Although stay of proceedings applications are not unusual, this matter concerned an application for the stay of a cross claim. The cross claim had been brought by the Diocese against a former Anglican priest.
The filing of an application to stay the cross claim by the former priest (by his tutor) resulted in a similar application by the Diocese to stay the primary action by the plaintiff against the Diocese.
The Court accepted that by reason of his cognitive impairment the former priest had no capacity to respond to the cross claim. Before service of the cross claim, he had not been confronted with the sequence of events alleged by the plaintiff to have occurred. He had never had any opportunity to give his account of events at any time prior to the Cross-claim being served upon him. By that time, he was not able to accurately give any account of his version of the facts and circumstances. ([113]).
In relation to the Diocese, the Court noted that is well-established that, in the context of applications to commence proceedings out of time, the inability to bring a cross-claim, which would have been available had the proceedings been commenced within time, is a form of prejudice to be taken into account in determining the application, so long as it amounts to “significant” prejudice, such that the loss of rights against third parties are “viable and realistic” and not merely “fanciful or theoretical”. ([126]).
In this case, however, the Court was not persuaded that the unavailability of the Cross-claim amounts to “significant prejudice” which should be given any weight in determining the Trustees Motion. That is because I cannot be sure that it was a “viable and realistic” and not merely “fanciful or theoretical” cross-claim, partly because, as it seems to me, any judgment against the cross-defendant would likely be worthless. ([129]).
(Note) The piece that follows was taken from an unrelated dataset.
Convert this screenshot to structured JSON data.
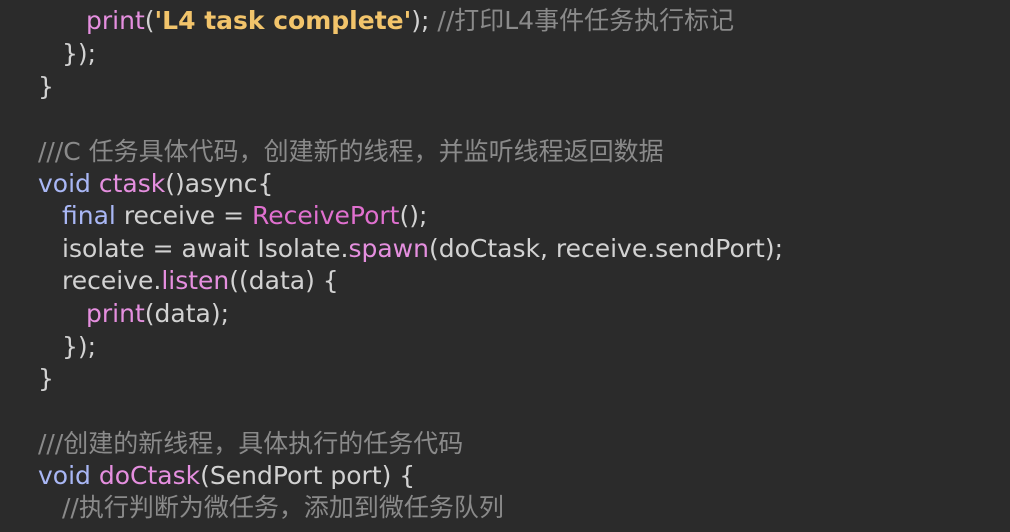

Notwithstanding that conclusion in relation to the cross claim, the Court held that the Trustees do not have sufficient facts or information or knowledge that would permit them to participate in a contest against the plaintiff about whether a sexual assault, or sexual abuse of the kind alleged, occurred. Nor are they in a position, in the absence of any material in their possession to which reference has been made, of providing any explanation at all as to the circumstances surrounding the billeting of the plaintiff with Mr and Mrs Kitchingman when the abuse occurred. ([131]). They could not meet an allegation that they were vicariously liable for the criminal conduct of Mr Kitchingman, nor could they meet an allegation that there had been a systemic failure with respect to Mr Kitchingman’s home being used as a billet for the plaintiff – which is one of the two causes of action relied upon. ([132]).